Having a background from the medical profession, it is not difficult to understand the dilemmas that erupt between professional ethics and compassion, when they, at times, seem to clash. Doctors are often accused of ‘compassion fatigue’ which I find is a completely misplaced myth. However, at times, one’s hands are tied through requisites of an ’ethical’ behaviour.
This painful story also deals with the same conflict albeit in the life of a journalist.
This is a Pulitzer Prize 1994, winning photo taken by Kevin Carter a South African photo journalist. The picture was clicked, in March 1993, during a visit to the famine struck Sudan.
The picture depicts a famine stricken child being stalked by a vulture.
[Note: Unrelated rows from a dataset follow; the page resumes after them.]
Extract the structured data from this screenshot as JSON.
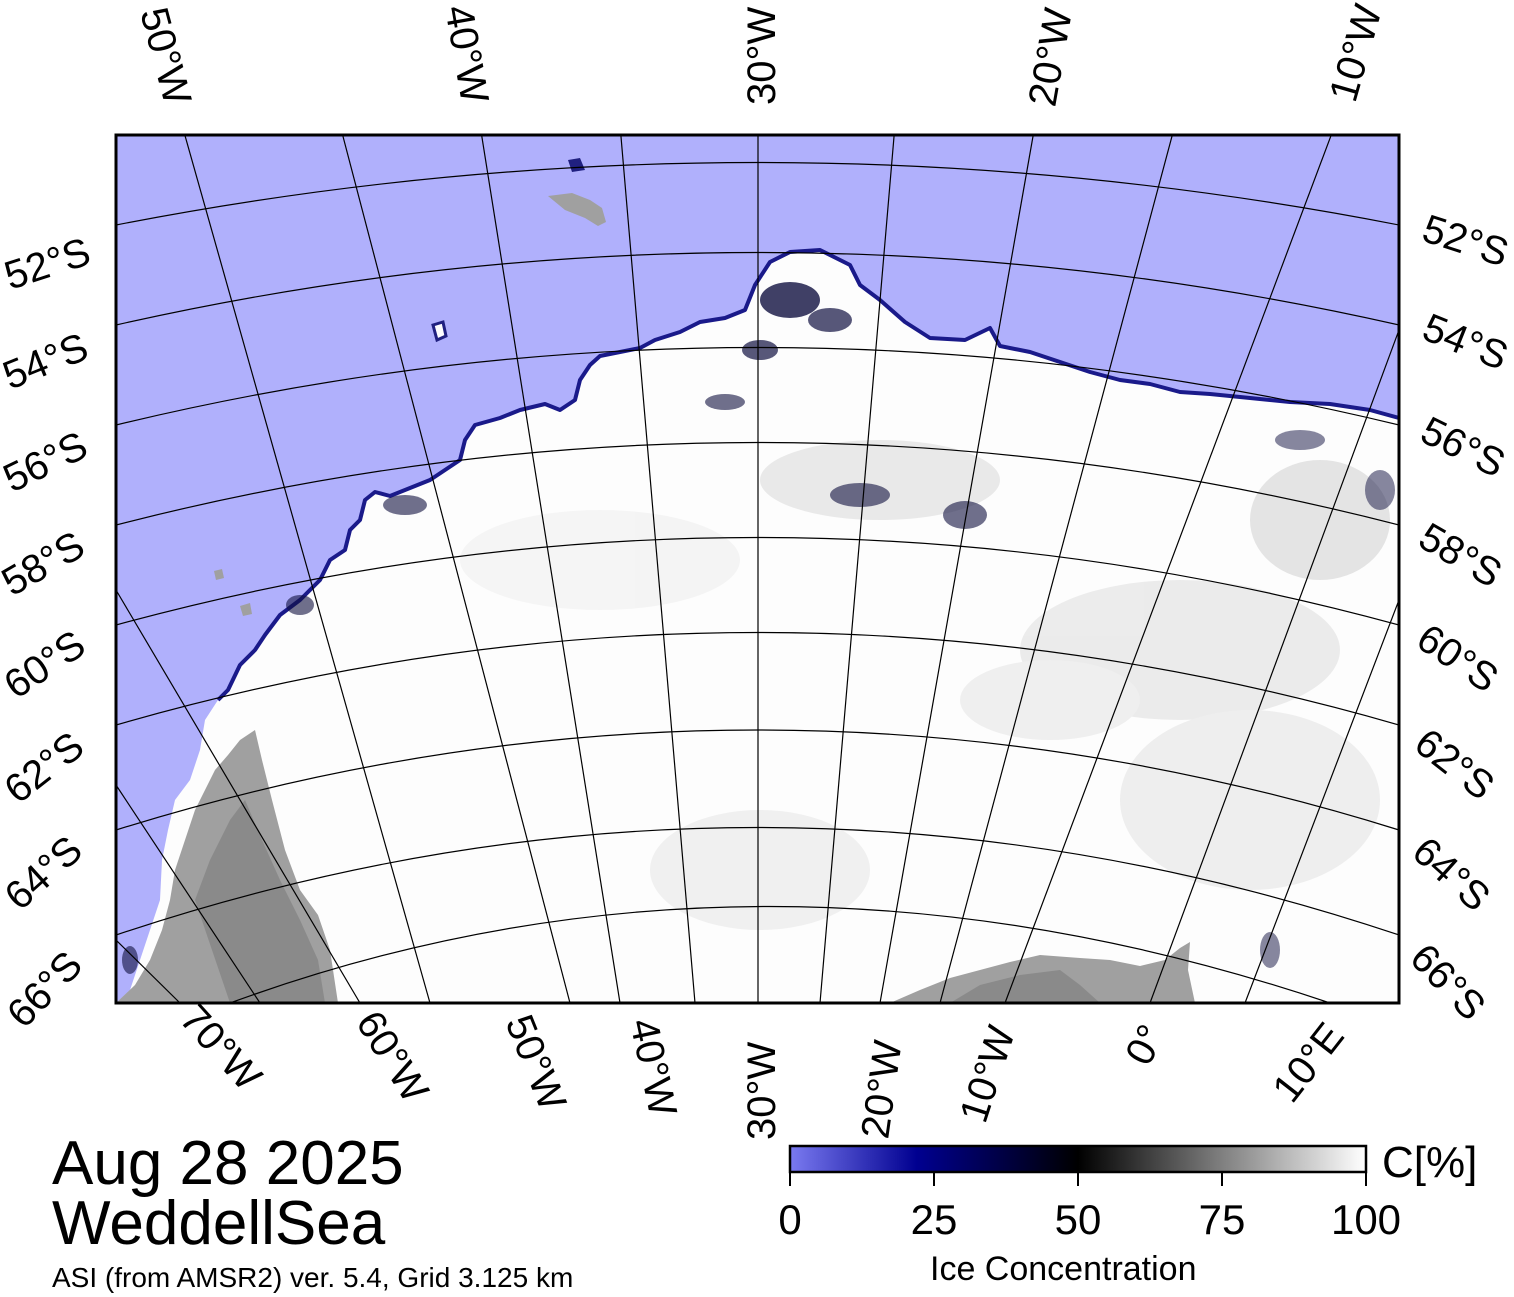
{
  "map": {
    "date": "Aug 28 2025",
    "region": "WeddellSea",
    "source": "ASI (from AMSR2) ver. 5.4,  Grid 3.125 km",
    "colors": {
      "open_water": "#b0b0fc",
      "land": "#a0a0a0",
      "land_dark": "#8a8a8a",
      "ice": "#ffffff",
      "graticule": "#000000"
    },
    "top_longitude_labels": [
      "50°W",
      "40°W",
      "30°W",
      "20°W",
      "10°W"
    ],
    "bottom_longitude_labels": [
      "70°W",
      "60°W",
      "50°W",
      "40°W",
      "30°W",
      "20°W",
      "10°W",
      "0°",
      "10°E"
    ],
    "left_latitude_labels": [
      "52°S",
      "54°S",
      "56°S",
      "58°S",
      "60°S",
      "62°S",
      "64°S",
      "66°S"
    ],
    "right_latitude_labels": [
      "52°S",
      "54°S",
      "56°S",
      "58°S",
      "60°S",
      "62°S",
      "64°S",
      "66°S"
    ]
  },
  "colorbar": {
    "title": "Ice Concentration",
    "unit": "C[%]",
    "ticks": [
      "0",
      "25",
      "50",
      "75",
      "100"
    ],
    "min": 0,
    "max": 100,
    "stops": [
      {
        "value": 0,
        "color": "#7a7af0"
      },
      {
        "value": 22,
        "color": "#000090"
      },
      {
        "value": 50,
        "color": "#000000"
      },
      {
        "value": 100,
        "color": "#ffffff"
      }
    ]
  }
}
The child is crawling towards a United Nations food camp, located a kilometer away.
He is said to have taken the picture because it was his ‘job title’.
Soon after the picture was published in New York Times on March 26, 1993, hundreds of people from all over the globe started to inquire about the fate of the girl.
The newspaper reported: No one knows what happened to the child, including the photographer who left the scene as soon as the photo was taken.
The photographer came under fire for being insensitive and a publication wrote:
“The man adjusting his lens to take just the right frame of her suffering, might just as well be a predator, another vulture on the scene.”
Kevin later confided to friends that he wished he had intervened.
Journalists at the time were warned never to touch famine victims for fear of disease.
According to another photographer, Joao Silva, accompanying Kevin, they had only 30 minutes to take pictures before flying out of the area. And according to him, Kevin was shocked to see the children of famine for the first time and started taking pictures of the kids, as their parents were busy collecting food from the nearby food camp.
“He carefully came close to the child to take a picture of the baby with the vulture and then after taking a few shots chased away the vulture.”
Months later, and only weeks after being awarded with the Pulitzer Prize, Kevin Carter, 33, drove up to the place where he used to play as a kid, and committed suicide.
Portions of Carter’s suicide note read:
“I am depressed … without phone … money for rent … money for child support … money for debts … money!!! … I am haunted by the vivid memories of killings and corpses and anger and pain … of starving or wounded children, of trigger-happy madmen, often police, of killer executioners…I have gone to join Ken [recently deceased colleague Ken Oosterbroek] if I am that lucky.
His story was made into a documentary “ The Death of Kevin Carter: Casualty of the Bang Bang Club ” which was nominated for the Academy Award in 1996.